Seperti yang diuraikan oleh de Ortúzar, Soratti, & Velez (1997), persetujuan yang diinformasikan (informed consent) sangat penting dalam kasus donor hidup. Donor harus sepenuhnya menyadari risiko yang terkait dengan prosedur tersebut dan membuat keputusan secara sukarela tanpa paksaan. Dalam kasus ini, kebijakan kesehatan yang kuat diperlukan untuk melindungi hak-hak donor dan memastikan keputusan mereka benar-benar dihormati.
Di berbagai negara berkembang, seperti yang diuraikan oleh Caplan (2014), komersialisasi organ menjadi masalah kontroversial. Praktik jual beli organ sering kali dilakukan karena ketimpangan ekonomi antara orang kaya dan miskin. Orang miskin menjual organ mereka untuk mengatasi kemiskinan.
WHO secara tegas melarang komersialisasi organ karena dianggap melanggar martabat manusia dan menyebabkan eksploitasi terhadap orang-orang yang rentan.

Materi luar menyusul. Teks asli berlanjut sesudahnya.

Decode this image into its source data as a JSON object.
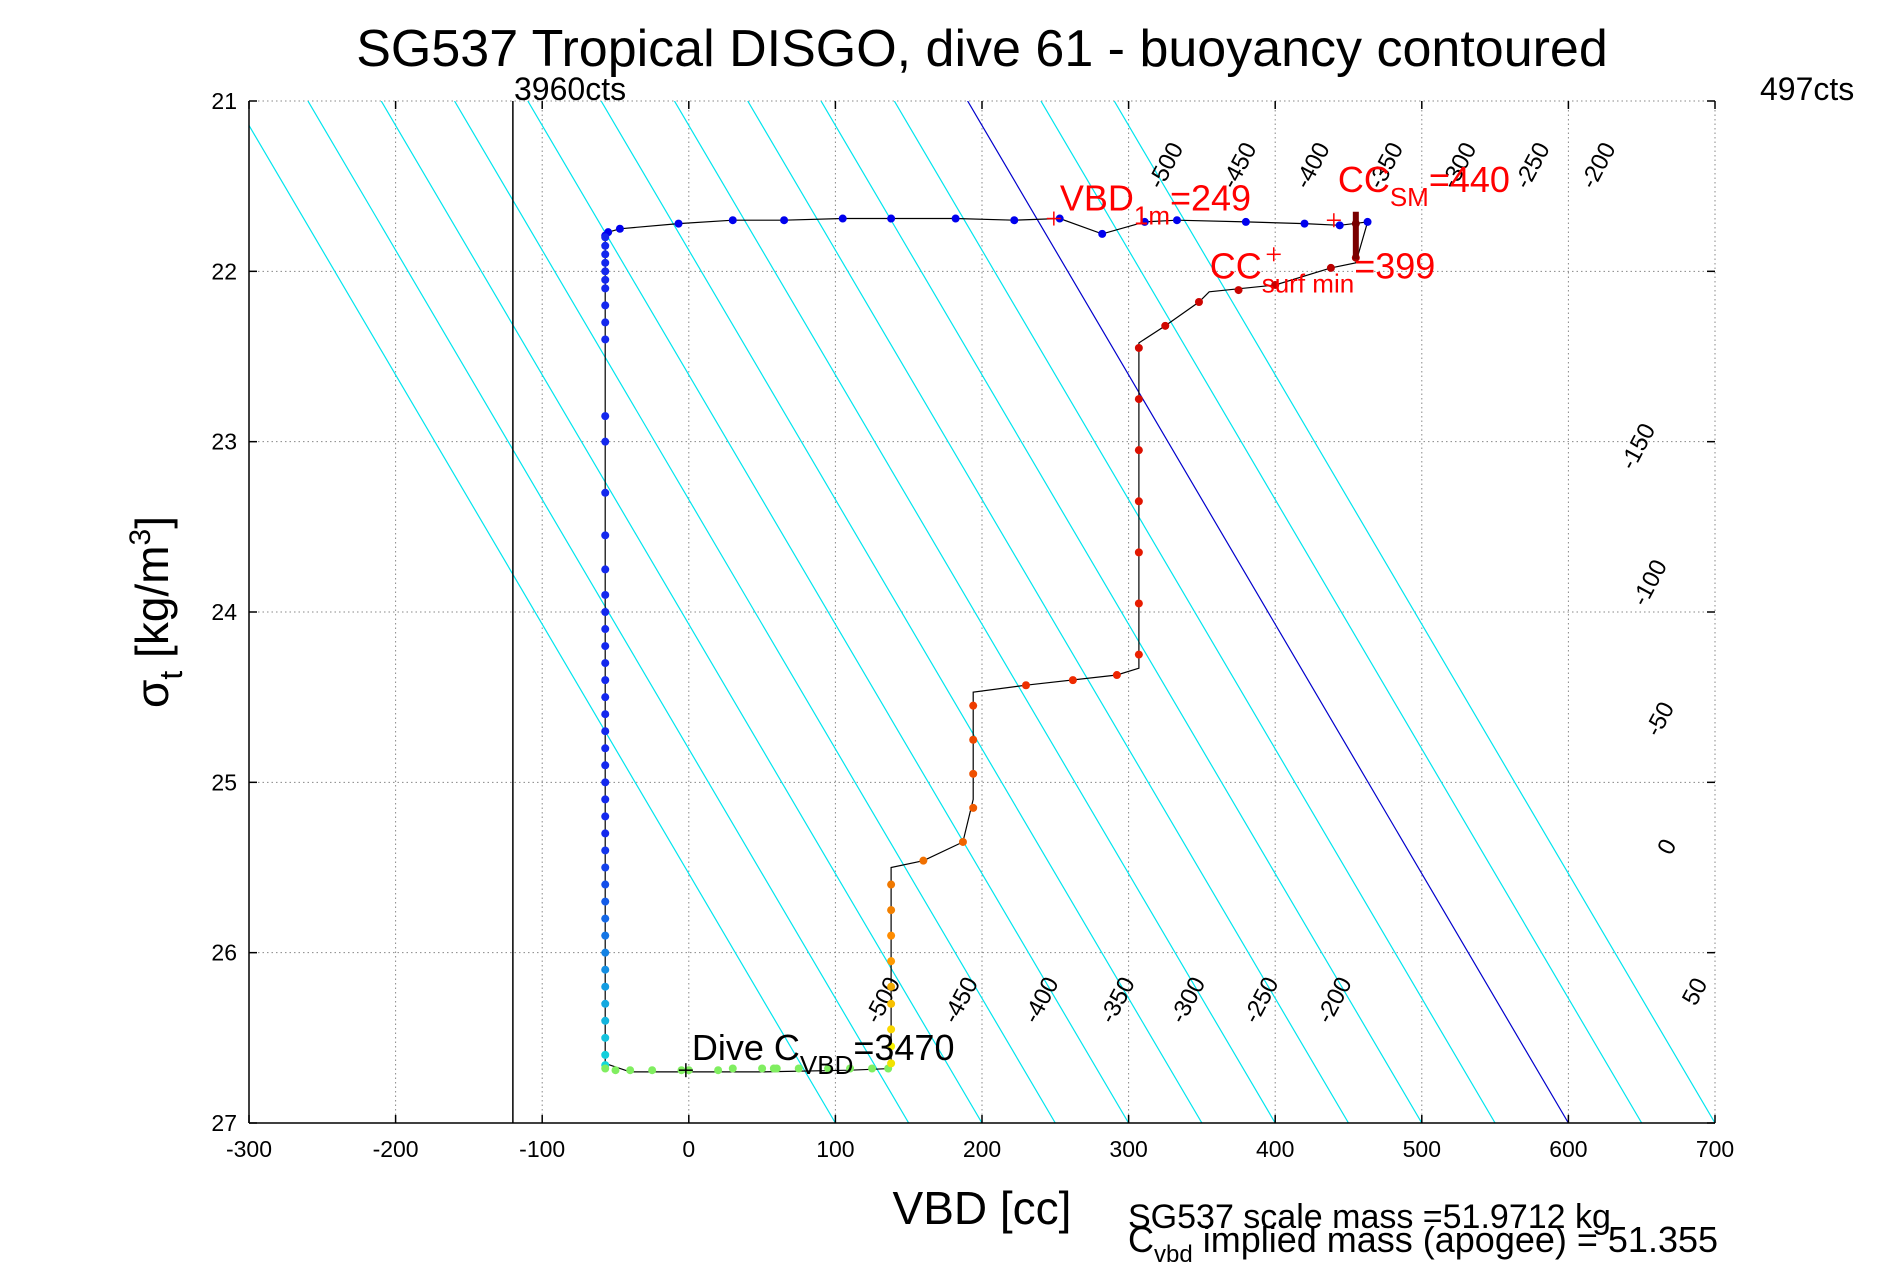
{
  "chart_data": {
    "type": "scatter",
    "title": "SG537 Tropical DISGO, dive 61 - buoyancy contoured",
    "xlabel": "VBD [cc]",
    "ylabel": {
      "main": "σ",
      "sub": "t",
      "unit": " [kg/m",
      "sup": "3",
      "close": "]"
    },
    "xlim": [
      -300,
      700
    ],
    "ylim": [
      21,
      27
    ],
    "y_reversed": true,
    "grid": true,
    "xticks": [
      "-300",
      "-200",
      "-100",
      "0",
      "100",
      "200",
      "300",
      "400",
      "500",
      "600",
      "700"
    ],
    "yticks": [
      "21",
      "22",
      "23",
      "24",
      "25",
      "26",
      "27"
    ],
    "top_labels": {
      "left": "3960cts",
      "right": "497cts"
    },
    "vertical_line_x": -120,
    "contour_values_top": [
      "-500",
      "-450",
      "-400",
      "-350",
      "-300",
      "-250",
      "-200"
    ],
    "contour_values_bottom": [
      "-500",
      "-450",
      "-400",
      "-350",
      "-300",
      "-250",
      "-200"
    ],
    "contour_values_right": [
      "-150",
      "-100",
      "-50",
      "0",
      "50"
    ],
    "contours": {
      "slope_vbd_per_sigma": 68.3,
      "intercept_at_sigma27": [
        100,
        150,
        200,
        250,
        300,
        350,
        400,
        450,
        500,
        550,
        600,
        650,
        700
      ],
      "zero_contour_intercept": 600,
      "color": "#00e5ee",
      "zero_color": "#0000cc"
    },
    "profile_path": [
      [
        -57,
        21.79
      ],
      [
        -55,
        21.77
      ],
      [
        -47,
        21.75
      ],
      [
        -7,
        21.72
      ],
      [
        30,
        21.7
      ],
      [
        65,
        21.7
      ],
      [
        105,
        21.69
      ],
      [
        138,
        21.69
      ],
      [
        182,
        21.69
      ],
      [
        222,
        21.7
      ],
      [
        253,
        21.69
      ],
      [
        282,
        21.78
      ],
      [
        311,
        21.71
      ],
      [
        333,
        21.7
      ],
      [
        380,
        21.71
      ],
      [
        420,
        21.72
      ],
      [
        444,
        21.73
      ],
      [
        463,
        21.71
      ],
      [
        455,
        21.95
      ],
      [
        438,
        21.98
      ],
      [
        400,
        22.08
      ],
      [
        355,
        22.12
      ],
      [
        348,
        22.18
      ],
      [
        325,
        22.32
      ],
      [
        307,
        22.42
      ],
      [
        307,
        24.33
      ],
      [
        292,
        24.37
      ],
      [
        230,
        24.43
      ],
      [
        194,
        24.47
      ],
      [
        194,
        25.1
      ],
      [
        187,
        25.35
      ],
      [
        160,
        25.46
      ],
      [
        138,
        25.5
      ],
      [
        138,
        26.68
      ],
      [
        110,
        26.69
      ],
      [
        50,
        26.7
      ],
      [
        0,
        26.7
      ],
      [
        -40,
        26.7
      ],
      [
        -57,
        26.65
      ],
      [
        -57,
        21.79
      ]
    ],
    "descent_points": {
      "x": [
        -57,
        -55,
        -47,
        -7,
        30,
        65,
        105,
        138,
        182,
        222,
        253,
        282,
        311,
        333,
        380,
        420,
        444,
        463
      ],
      "y": [
        21.79,
        21.77,
        21.75,
        21.72,
        21.7,
        21.7,
        21.69,
        21.69,
        21.69,
        21.7,
        21.69,
        21.78,
        21.71,
        21.7,
        21.71,
        21.72,
        21.73,
        21.71
      ],
      "color": "#0000ee"
    },
    "left_leg": {
      "x": -57,
      "y": [
        21.8,
        21.85,
        21.9,
        21.95,
        22.0,
        22.05,
        22.1,
        22.2,
        22.3,
        22.4,
        22.85,
        23.0,
        23.3,
        23.55,
        23.75,
        23.9,
        24.0,
        24.1,
        24.2,
        24.3,
        24.4,
        24.5,
        24.6,
        24.7,
        24.8,
        24.9,
        25.0,
        25.1,
        25.2,
        25.3,
        25.4,
        25.5,
        25.6,
        25.7,
        25.8,
        25.9,
        26.0,
        26.1,
        26.2,
        26.3,
        26.4,
        26.5,
        26.6,
        26.66
      ]
    },
    "bottom_points": {
      "x": [
        -57,
        -50,
        -40,
        -25,
        -5,
        0,
        20,
        30,
        50,
        58,
        60,
        75,
        95,
        110,
        125,
        136
      ],
      "y": [
        26.68,
        26.69,
        26.69,
        26.69,
        26.69,
        26.69,
        26.69,
        26.68,
        26.68,
        26.68,
        26.68,
        26.68,
        26.68,
        26.68,
        26.68,
        26.68
      ],
      "color": "#80ee60"
    },
    "climb_points": [
      {
        "x": 138,
        "y": 26.65,
        "color": "#f2e200"
      },
      {
        "x": 138,
        "y": 26.55,
        "color": "#f6f000"
      },
      {
        "x": 138,
        "y": 26.45,
        "color": "#fbd800"
      },
      {
        "x": 138,
        "y": 26.3,
        "color": "#f7c000"
      },
      {
        "x": 138,
        "y": 26.2,
        "color": "#f0aa00"
      },
      {
        "x": 138,
        "y": 26.05,
        "color": "#ff9a00"
      },
      {
        "x": 138,
        "y": 25.9,
        "color": "#ff8c00"
      },
      {
        "x": 138,
        "y": 25.75,
        "color": "#f28000"
      },
      {
        "x": 138,
        "y": 25.6,
        "color": "#f07800"
      },
      {
        "x": 160,
        "y": 25.46,
        "color": "#f07000"
      },
      {
        "x": 187,
        "y": 25.35,
        "color": "#f06400"
      },
      {
        "x": 194,
        "y": 25.15,
        "color": "#ef5a00"
      },
      {
        "x": 194,
        "y": 24.95,
        "color": "#ef5000"
      },
      {
        "x": 194,
        "y": 24.75,
        "color": "#ee4800"
      },
      {
        "x": 194,
        "y": 24.55,
        "color": "#ee3c00"
      },
      {
        "x": 230,
        "y": 24.43,
        "color": "#ee3000"
      },
      {
        "x": 262,
        "y": 24.4,
        "color": "#ee2a00"
      },
      {
        "x": 292,
        "y": 24.37,
        "color": "#ee2400"
      },
      {
        "x": 307,
        "y": 24.25,
        "color": "#ec2000"
      },
      {
        "x": 307,
        "y": 23.95,
        "color": "#e81c00"
      },
      {
        "x": 307,
        "y": 23.65,
        "color": "#e41800"
      },
      {
        "x": 307,
        "y": 23.35,
        "color": "#e01400"
      },
      {
        "x": 307,
        "y": 23.05,
        "color": "#dc1000"
      },
      {
        "x": 307,
        "y": 22.75,
        "color": "#d80c00"
      },
      {
        "x": 307,
        "y": 22.45,
        "color": "#d40800"
      },
      {
        "x": 325,
        "y": 22.32,
        "color": "#d00800"
      },
      {
        "x": 348,
        "y": 22.18,
        "color": "#cc0400"
      },
      {
        "x": 375,
        "y": 22.11,
        "color": "#c80400"
      },
      {
        "x": 400,
        "y": 22.08,
        "color": "#c40000"
      },
      {
        "x": 438,
        "y": 21.98,
        "color": "#bb0000"
      },
      {
        "x": 455,
        "y": 21.92,
        "color": "#b00000"
      },
      {
        "x": 455,
        "y": 21.72,
        "color": "#7a0000"
      }
    ],
    "markers": [
      {
        "x": 249,
        "y": 21.69,
        "label": "VBD",
        "sub": "1m",
        "value": "=249",
        "color": "#ff0000"
      },
      {
        "x": 440,
        "y": 21.7,
        "label": "CC",
        "sub": "SM",
        "value": "=440",
        "color": "#ff0000"
      },
      {
        "x": 399,
        "y": 21.9,
        "label": "CC",
        "sub": "surf min",
        "value": "=399",
        "color": "#ff0000"
      },
      {
        "x": -2,
        "y": 26.69,
        "label": "Dive C",
        "sub": "VBD",
        "value": "=3470",
        "color": "#000000"
      }
    ],
    "footer": {
      "line1": "SG537 scale mass =51.9712 kg",
      "line2_main": "C",
      "line2_sub": "vbd",
      "line2_rest": " implied mass (apogee) = 51.355"
    }
  }
}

Dari perspektif etika, Gereja Katolik dan pandangan moral Islam menolak keras komersialisasi organ. Priambodo (2022) menegaskan, organ seharusnya didonasikan dengan niat amal atau charity, bukan untuk mendapatkan keuntungan finansial. Hal ini selaras dengan ajaran yang mendorong amal sebagai bentuk kasih sayang antarsesama manusia.

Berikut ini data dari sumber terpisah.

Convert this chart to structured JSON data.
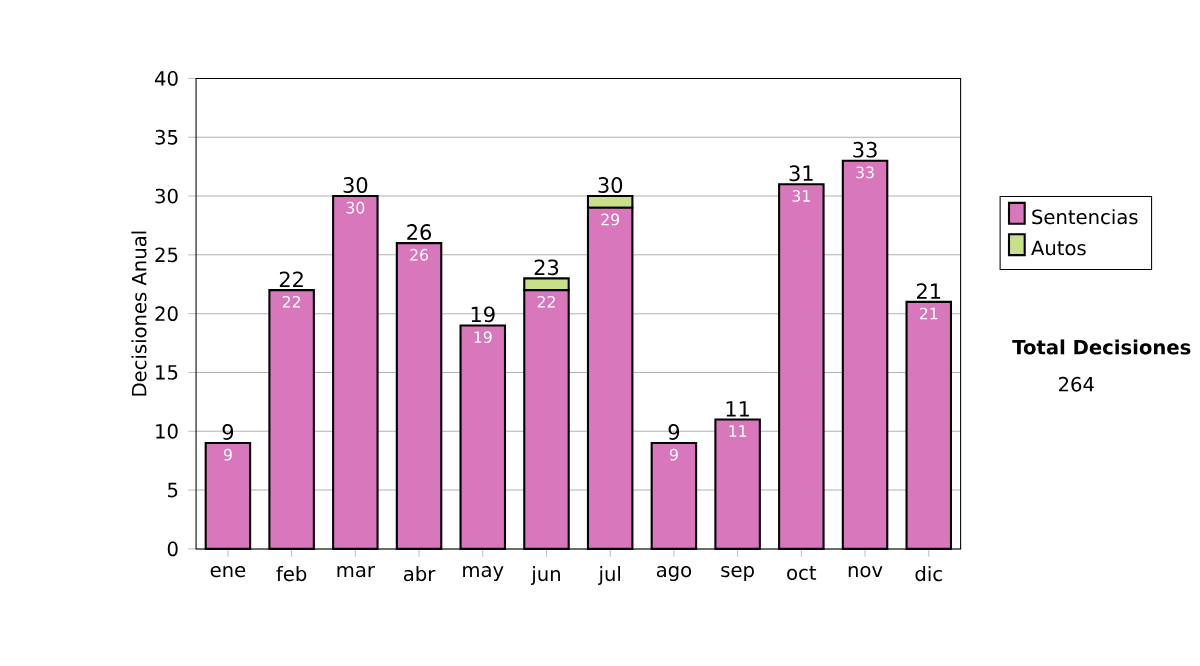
{
  "chart_data": {
    "type": "bar",
    "stacked": true,
    "ylabel": "Decisiones Anual",
    "categories": [
      "ene",
      "feb",
      "mar",
      "abr",
      "may",
      "jun",
      "jul",
      "ago",
      "sep",
      "oct",
      "nov",
      "dic"
    ],
    "series": [
      {
        "name": "Sentencias",
        "color": "#d877bb",
        "values": [
          9,
          22,
          30,
          26,
          19,
          22,
          29,
          9,
          11,
          31,
          33,
          21
        ],
        "value_labels": [
          "9",
          "22",
          "30",
          "26",
          "19",
          "22",
          "29",
          "9",
          "11",
          "31",
          "33",
          "21"
        ]
      },
      {
        "name": "Autos",
        "color": "#c8e08a",
        "values": [
          null,
          null,
          null,
          null,
          null,
          1,
          1,
          null,
          null,
          null,
          null,
          null
        ]
      }
    ],
    "totals": [
      "9",
      "22",
      "30",
      "26",
      "19",
      "23",
      "30",
      "9",
      "11",
      "31",
      "33",
      "21"
    ],
    "ylim": [
      0,
      40
    ],
    "yticks": [
      0,
      5,
      10,
      15,
      20,
      25,
      30,
      35,
      40
    ],
    "grid": "y",
    "legend": "right",
    "annotations": [
      "Total Decisiones",
      "264"
    ]
  }
}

Kebijakan donasi organ secara umum terbagi menjadi dua sistem opt-in (sistem pendaftaran) dan opt-out (persetujuan otomatis). Pada sistem opt-in, individu harus mendaftarkan diri sebagai pendonor, seperti yang diterapkan di Amerika Serikat dan Kanada. Di sisi lain, negara-negara seperti Spanyol dan Prancis menerapkan sistem opt-out. Setiap orang dianggap menyetujui donasi organ, kecuali mereka secara eksplisit menyatakan keberatan.